The idea of general revelation seems forgotten in the modern theological discourse as we debate things like “Would Jesus allow trans kids to play games with their friends?” and “Is empathy a sin?” But the idea that all people understand on some level that there is a Creator remains one of the most crucial tenets of faith. Taken to one extreme, it becomes the founding idea of Universalism, to another the way you explain other faiths sharing creeds and ideas with yours. Others see it as permission to condemn those who “know better.”
I’m not saying that Christopher Nolan’s Interstellar (2014) is the greatest example of general revelation in film, but I did say that when I was a punk kid in Theology 201 trying to explain the idea to classmates. More than that, it’s the idea of God itself that the film really illuminates for those who are not equipped to turn the abstract concepts of predestination and free will over in their head.
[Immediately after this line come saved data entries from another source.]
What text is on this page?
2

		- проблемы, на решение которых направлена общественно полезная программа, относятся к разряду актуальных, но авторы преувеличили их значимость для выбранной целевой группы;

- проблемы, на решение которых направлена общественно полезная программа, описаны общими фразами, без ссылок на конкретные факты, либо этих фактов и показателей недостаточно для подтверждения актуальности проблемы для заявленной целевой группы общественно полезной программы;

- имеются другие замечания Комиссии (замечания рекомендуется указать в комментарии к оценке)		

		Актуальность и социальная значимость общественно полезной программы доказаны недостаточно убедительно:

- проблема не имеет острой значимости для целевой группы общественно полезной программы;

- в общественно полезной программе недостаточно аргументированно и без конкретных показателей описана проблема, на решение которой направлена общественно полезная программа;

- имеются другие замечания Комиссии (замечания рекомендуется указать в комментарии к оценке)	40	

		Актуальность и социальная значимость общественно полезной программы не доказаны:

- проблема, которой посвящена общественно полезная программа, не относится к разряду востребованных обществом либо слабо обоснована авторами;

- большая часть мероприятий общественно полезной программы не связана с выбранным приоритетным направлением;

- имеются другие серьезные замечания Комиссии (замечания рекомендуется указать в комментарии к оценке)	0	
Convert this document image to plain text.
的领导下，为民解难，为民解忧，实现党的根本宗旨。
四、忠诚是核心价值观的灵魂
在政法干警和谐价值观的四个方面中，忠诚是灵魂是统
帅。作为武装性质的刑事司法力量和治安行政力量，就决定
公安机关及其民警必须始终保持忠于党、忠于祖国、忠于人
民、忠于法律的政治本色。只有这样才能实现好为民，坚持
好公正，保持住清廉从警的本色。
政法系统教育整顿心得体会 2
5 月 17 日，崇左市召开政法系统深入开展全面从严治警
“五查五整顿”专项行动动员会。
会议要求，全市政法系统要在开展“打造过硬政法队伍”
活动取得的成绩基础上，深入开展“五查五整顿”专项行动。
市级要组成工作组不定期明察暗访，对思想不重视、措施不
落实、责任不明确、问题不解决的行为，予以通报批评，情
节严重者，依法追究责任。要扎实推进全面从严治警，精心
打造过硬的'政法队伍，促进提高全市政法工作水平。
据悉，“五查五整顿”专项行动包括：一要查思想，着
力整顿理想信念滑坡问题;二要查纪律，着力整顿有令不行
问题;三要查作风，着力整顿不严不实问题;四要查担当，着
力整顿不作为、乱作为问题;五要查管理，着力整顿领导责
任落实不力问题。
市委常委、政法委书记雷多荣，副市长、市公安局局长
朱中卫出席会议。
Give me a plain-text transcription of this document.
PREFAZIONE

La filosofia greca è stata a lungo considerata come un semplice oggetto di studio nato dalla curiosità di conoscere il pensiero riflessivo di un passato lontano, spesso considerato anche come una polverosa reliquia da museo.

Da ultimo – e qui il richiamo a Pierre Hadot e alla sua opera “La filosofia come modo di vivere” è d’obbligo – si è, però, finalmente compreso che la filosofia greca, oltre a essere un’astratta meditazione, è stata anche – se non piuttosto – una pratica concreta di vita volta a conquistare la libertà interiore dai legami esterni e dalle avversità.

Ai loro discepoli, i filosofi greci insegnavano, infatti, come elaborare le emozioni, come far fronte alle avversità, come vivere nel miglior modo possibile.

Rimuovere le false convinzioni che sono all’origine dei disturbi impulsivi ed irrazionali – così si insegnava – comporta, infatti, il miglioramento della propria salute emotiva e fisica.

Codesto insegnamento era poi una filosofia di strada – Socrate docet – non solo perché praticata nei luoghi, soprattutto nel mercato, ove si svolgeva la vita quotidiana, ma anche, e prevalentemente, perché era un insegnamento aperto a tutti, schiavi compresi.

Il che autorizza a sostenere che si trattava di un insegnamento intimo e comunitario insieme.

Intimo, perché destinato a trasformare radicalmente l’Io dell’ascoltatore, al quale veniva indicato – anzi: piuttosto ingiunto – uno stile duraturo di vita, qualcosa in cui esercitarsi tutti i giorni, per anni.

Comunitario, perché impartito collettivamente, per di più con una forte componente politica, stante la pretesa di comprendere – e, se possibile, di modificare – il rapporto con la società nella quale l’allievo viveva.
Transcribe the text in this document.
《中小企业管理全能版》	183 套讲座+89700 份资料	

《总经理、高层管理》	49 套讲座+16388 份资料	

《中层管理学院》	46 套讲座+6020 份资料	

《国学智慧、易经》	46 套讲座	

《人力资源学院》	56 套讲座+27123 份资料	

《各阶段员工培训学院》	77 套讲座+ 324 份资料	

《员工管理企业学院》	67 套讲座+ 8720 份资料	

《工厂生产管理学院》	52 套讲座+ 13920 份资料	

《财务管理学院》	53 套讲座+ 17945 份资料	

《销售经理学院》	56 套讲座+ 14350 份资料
If God is a being outside of time and space who is encountering all of time at once, are these two ideas not the same phenomenon described from a linear and non-linear point of view in time?
What better description of such a God is there than love as a metaphysical force of nature that reaches out through time and space and nudges existence to inform, yet relies on the actions of the individual to accomplish the goal? If you struggle with conceptualizing God as anything beyond the human on the cross, take in Interstellar, and let your mind reconcile the abstract with the literal. It’s a great tool.